Finding Fluent in 3 Months and a whole new world of language learning
One day, while my son was napping (and I of course was laying next to him because my child couldn’t sleep on his own), I stumbled upon polyglot Benny Lewis’ Fluent in 3 Months website and blog. I started reading blog posts, one after another. All these people learning languages, and so quickly–it was amazing.
Going into junior high school, I was so excited to take my first French class. Back then, I had dreams of being many different things “when I grew up,” and having a future career in languages was definitely on my list. After three not-so-great years of secondary ed French classes and a ton of social anxiety about speaking French, I decided that a foreign language related career was not in the cards for me. I did enjoy my one German class in college, but not enough to continue it. I changed majors my first semester, and because my new major didn’t have a foreign language requirement, I didn’t continue with my German then.
Reading language learners’ experiences in Fluent in 3 Months brought back my pre-junior high self. Languages, cultures, travel…oh my! I saw so many opportunities and benefits from self studying a language, and I decided that day that I would learn German as a hobby. Like pick-up basketball was my husband’s thing, language learning would be my new thing. I downloaded Duolingo on my phone and set off embarking on this new challenge.
I credit my newfound passion for language learning to lifting me out of my postpartum depression. Now, finally, I had something outside of my work-from-home job and outside of motherhood to make my own.

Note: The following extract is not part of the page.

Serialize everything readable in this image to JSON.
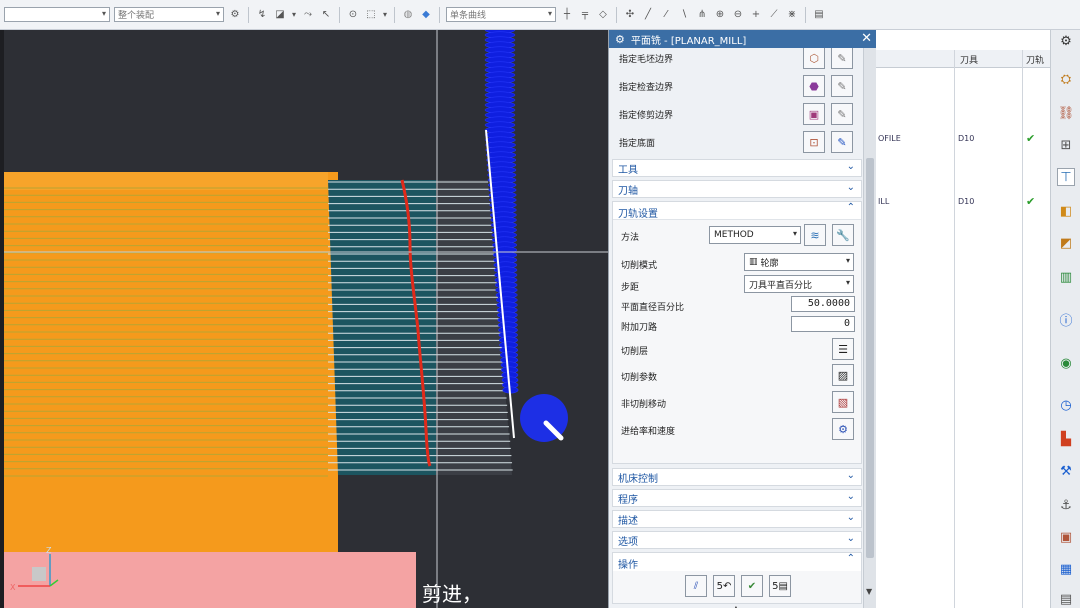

Is language learning a good project for every new mom?
In an Instagram post, reproductive psychiatrist Alexandra Sacks, M.D., shared, “I’ve known mothers who planned to use their ‘time off’ during maternity leave to accomplish a dream project (learning Italian) and been frustrated when those plans didn’t pan out.”

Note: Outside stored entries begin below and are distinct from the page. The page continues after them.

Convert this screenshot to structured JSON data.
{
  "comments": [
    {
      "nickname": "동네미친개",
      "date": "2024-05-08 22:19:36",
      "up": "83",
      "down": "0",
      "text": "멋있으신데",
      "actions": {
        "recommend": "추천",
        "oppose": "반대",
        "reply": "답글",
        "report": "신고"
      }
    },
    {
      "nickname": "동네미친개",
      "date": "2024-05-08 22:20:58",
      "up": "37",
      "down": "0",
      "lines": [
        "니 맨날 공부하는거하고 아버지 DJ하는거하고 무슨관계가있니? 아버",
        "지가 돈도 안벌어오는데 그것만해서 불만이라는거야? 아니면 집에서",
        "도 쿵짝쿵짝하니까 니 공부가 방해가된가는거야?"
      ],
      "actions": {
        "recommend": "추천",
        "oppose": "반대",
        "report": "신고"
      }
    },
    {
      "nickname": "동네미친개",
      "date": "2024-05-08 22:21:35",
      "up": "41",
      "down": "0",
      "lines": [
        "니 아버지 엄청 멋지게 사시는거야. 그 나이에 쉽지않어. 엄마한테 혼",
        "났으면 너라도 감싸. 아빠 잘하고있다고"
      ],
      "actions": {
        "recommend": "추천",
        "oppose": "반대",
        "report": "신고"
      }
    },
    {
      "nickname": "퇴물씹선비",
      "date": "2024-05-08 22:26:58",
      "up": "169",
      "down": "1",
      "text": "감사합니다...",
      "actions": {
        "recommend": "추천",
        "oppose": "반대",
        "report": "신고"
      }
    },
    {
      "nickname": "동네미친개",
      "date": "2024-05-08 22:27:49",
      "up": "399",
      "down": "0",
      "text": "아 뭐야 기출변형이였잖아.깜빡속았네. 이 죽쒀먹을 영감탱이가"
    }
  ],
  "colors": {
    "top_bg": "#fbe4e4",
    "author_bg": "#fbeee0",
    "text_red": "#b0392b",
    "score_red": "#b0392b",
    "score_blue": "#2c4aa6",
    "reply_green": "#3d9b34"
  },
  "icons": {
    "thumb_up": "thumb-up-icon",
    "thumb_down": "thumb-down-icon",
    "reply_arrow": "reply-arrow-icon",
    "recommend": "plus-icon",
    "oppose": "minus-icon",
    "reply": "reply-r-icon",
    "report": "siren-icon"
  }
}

I can understand that. If you set reasonable goals (not “fluency”), however, it could be a valuable “dream project” to fill the maternity leave or postpartum time, especially on the boring days.
Building Language Preschools to evangelize bilingual education
Learning German is on hiatus for me right now. I study in chunks. I started 2018 out strong, even taking my first italki lessons. When morning sickness hit in the first trimester, early in 2018, my course shifted, and I founded this site, LanguagePreschools.com.

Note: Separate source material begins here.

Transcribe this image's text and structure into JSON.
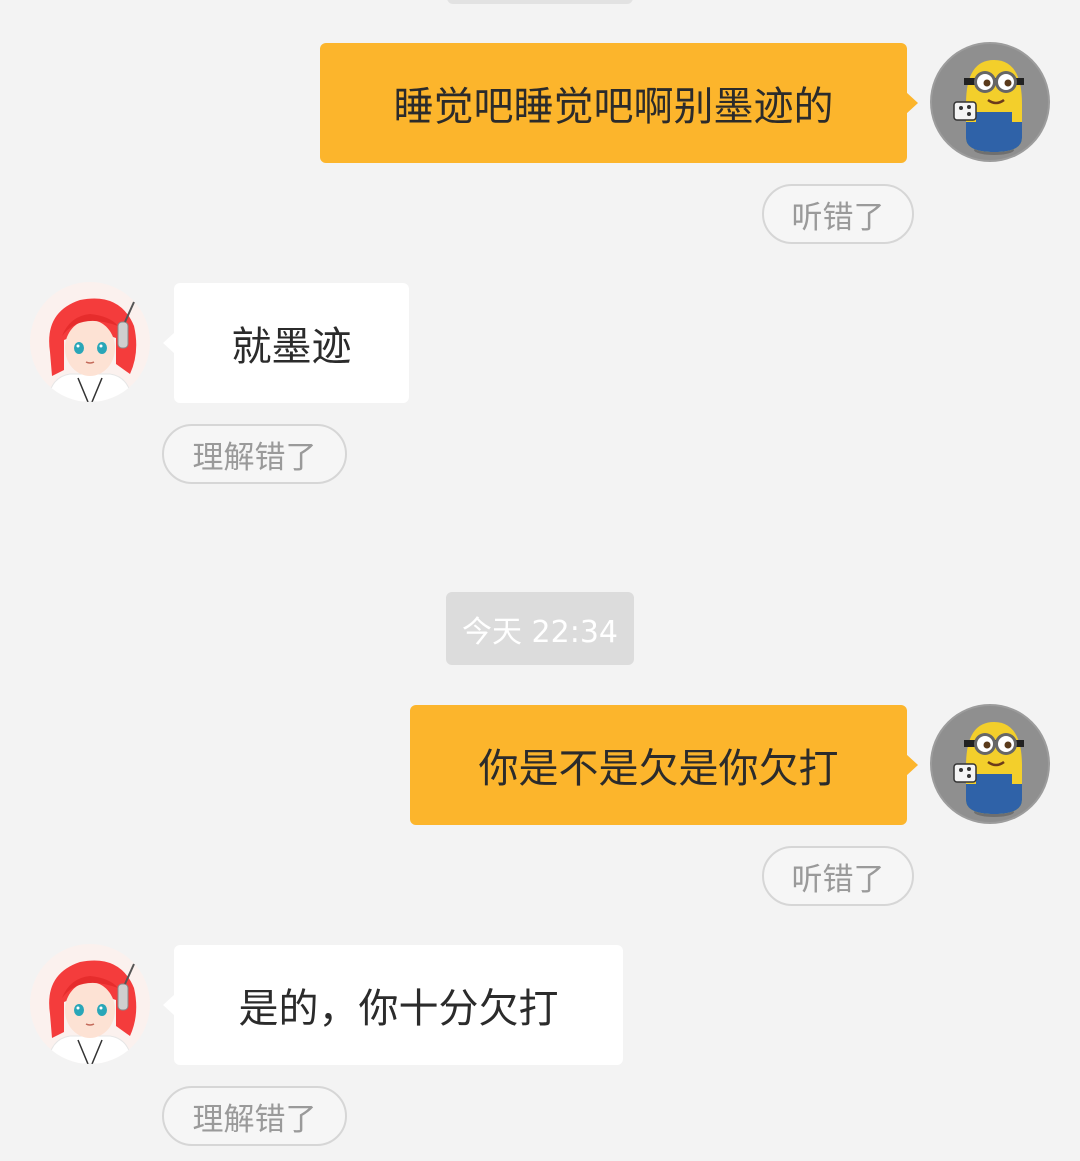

Language Preschools is my current passion project, stemming from my love for my son’s language immersion preschool. Someday I would like to throw myself completely into my German studies again, but right now, as a mother of two (as of this past Monday when my second son was born), my number one goal in this realm is to connect more families with local language immersion preschools.
I know firsthand the benefits of language learning (hello, stronger brain!), both for myself and for my son. It’s my mission, therefore, to evangelize bilingual education so that more parents, especially monolingual ones, take advantage of it to invest in their children’s futures. I hope, too, that an increased demand for bilingual education will also increase the supply so that the competition for limited spaces isn’t such a threat.
So long, postpartum depression
So far, with my second son, who was born earlier this week, I am in such a better emotional, physical, and mental state than I was in the first week after having my first son. That’s a good sign.
It’s not to say that I won’t develop symptoms of postpartum depression down the road, because I certainly might. This time around, though, I’m armed and ready with self care plans and a positive state of mind. And having language learning as a hobby–and being surrounded by an amazing community of language learners on social media–helps too.